Tuesday, September 18, 2012

"Erase it."


 How many times have we as human beings, made mistakes? Countless, but what about when our mistakes alter the path that we were on?, or take us away from who we were walking it with. I know you want me to forget, because you want to make things better from now on. I know you regret it in every way, and you want to forget about it too. 
 Honestly though, it's like when you've written in erasable pen, even though you tried to erase the error and made the correction the professor can still see the original answer you gave. Does is it mean it'll get marked wrong anyway?, No. But the fact that you may not have studied as much as you should have is obvious. Though that leads to another thought, what if that wasn't the only question you could have gotten wrong? What if you had made other mistakes and failed the test anyway? Which put you on the verge of failing the entire class? All because of one test, that in hindsight was simple if you had taken the time to open a book.
 It's a difficult topic, in reality there are to many times I'm alone and thinking that I should just pack up the bags and go, that no one deserves to go through this and I am the only woman insane enough to stay and put myself through it. But, I never do.
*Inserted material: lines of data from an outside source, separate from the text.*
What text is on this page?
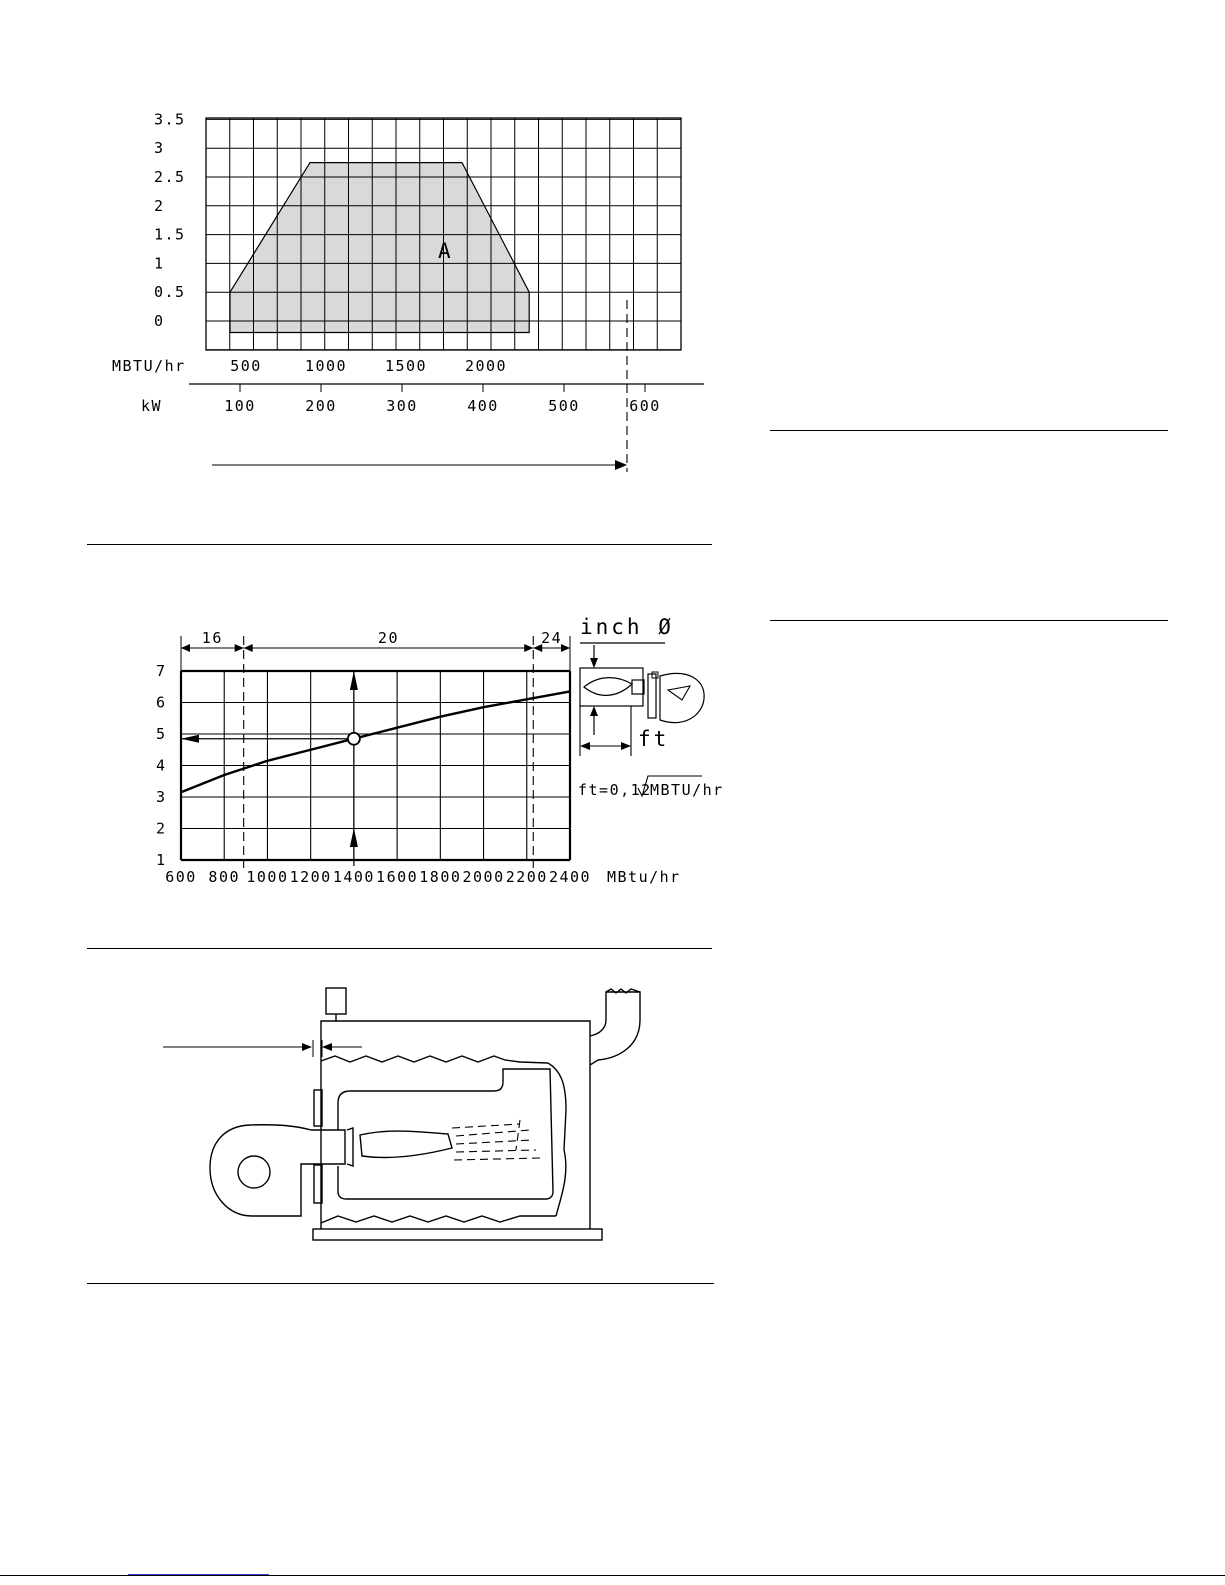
A
3.5
3
2.5
2
1.5
1
0.5
0
MBTU/hr	500	1000	1500	2000
kW	100	200	300	400	500	600
16	20	24
7
6
5
4
3
2
1
600 800 1000 1200 1400 1600 1800 2000 2200 2400 MBtu/hr
inch Ø
ft
ft=0,12
MBTU/hr
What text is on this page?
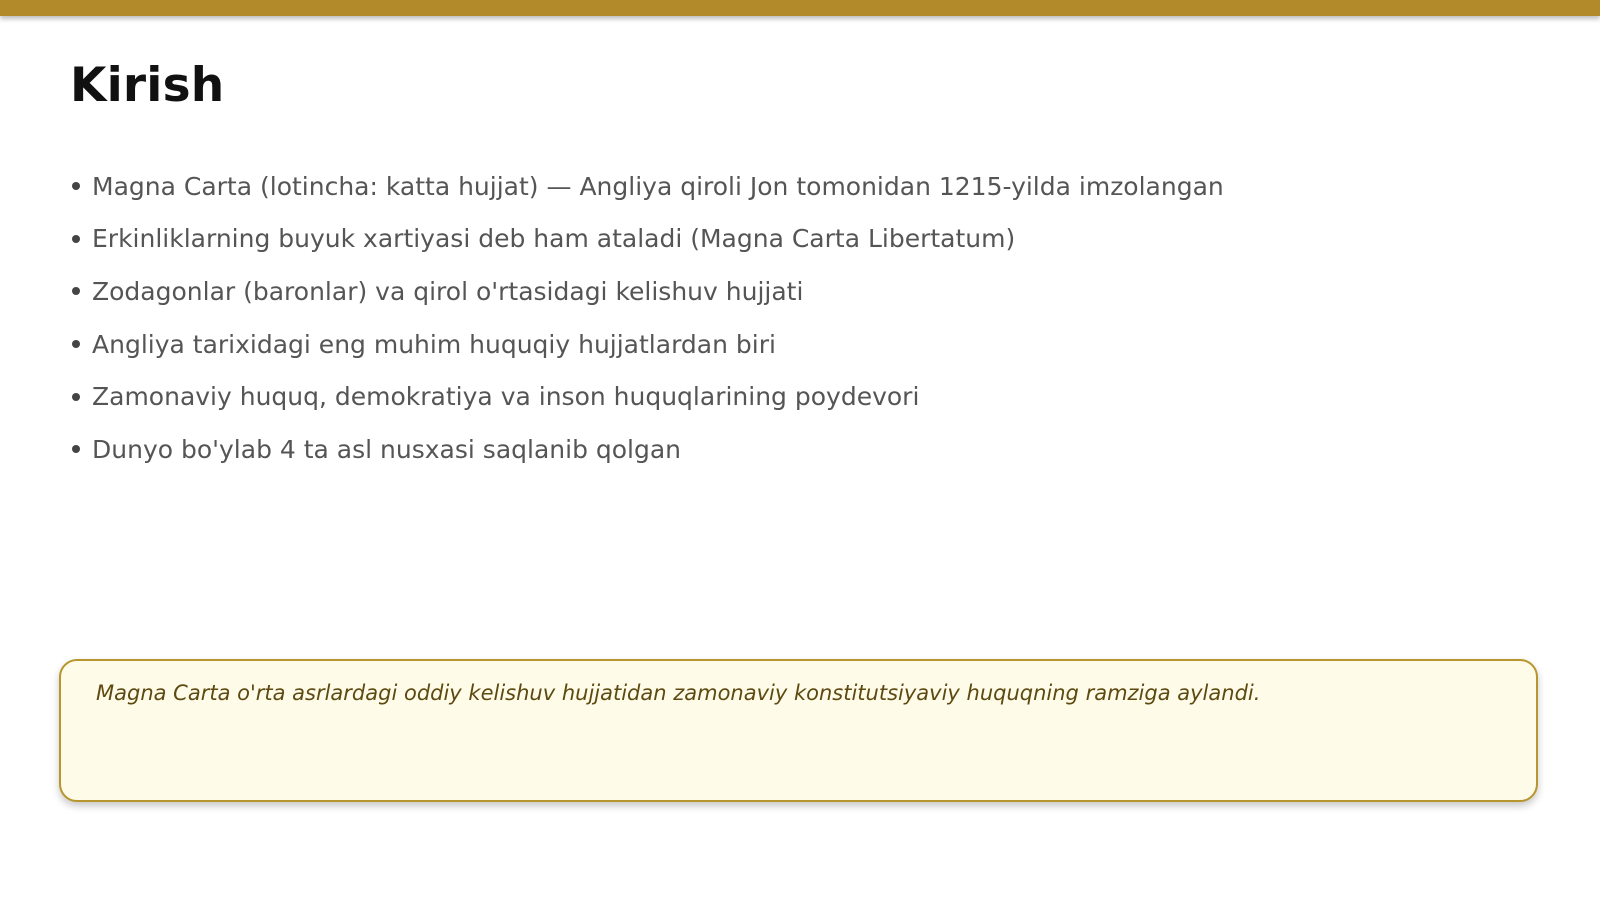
Kirish
Magna Carta (lotincha: katta hujjat) — Angliya qiroli Jon tomonidan 1215-yilda imzolangan
Erkinliklarning buyuk xartiyasi deb ham ataladi (Magna Carta Libertatum)
Zodagonlar (baronlar) va qirol o'rtasidagi kelishuv hujjati
Angliya tarixidagi eng muhim huquqiy hujjatlardan biri
Zamonaviy huquq, demokratiya va inson huquqlarining poydevori
Dunyo bo'ylab 4 ta asl nusxasi saqlanib qolgan

Magna Carta o'rta asrlardagi oddiy kelishuv hujjatidan zamonaviy konstitutsiyaviy huquqning ramziga aylandi.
Something always quiets that "voice", it lets me be angry, lets me be sad, but will never let me leave. That "voice" I think, is love. I can tell you now, I won't forget, I will never be able to erase what you've written in permanent ink on my heart, but eventually I will be able to forgive you. I can't tell you when, or that things will get easier between now and then. One day I'll wake up and know, but between now and then I can promise I will love you and I will give my best and not let this mistake define us, or me.

you are the only one i could do this for.
anyone else would be alone right now.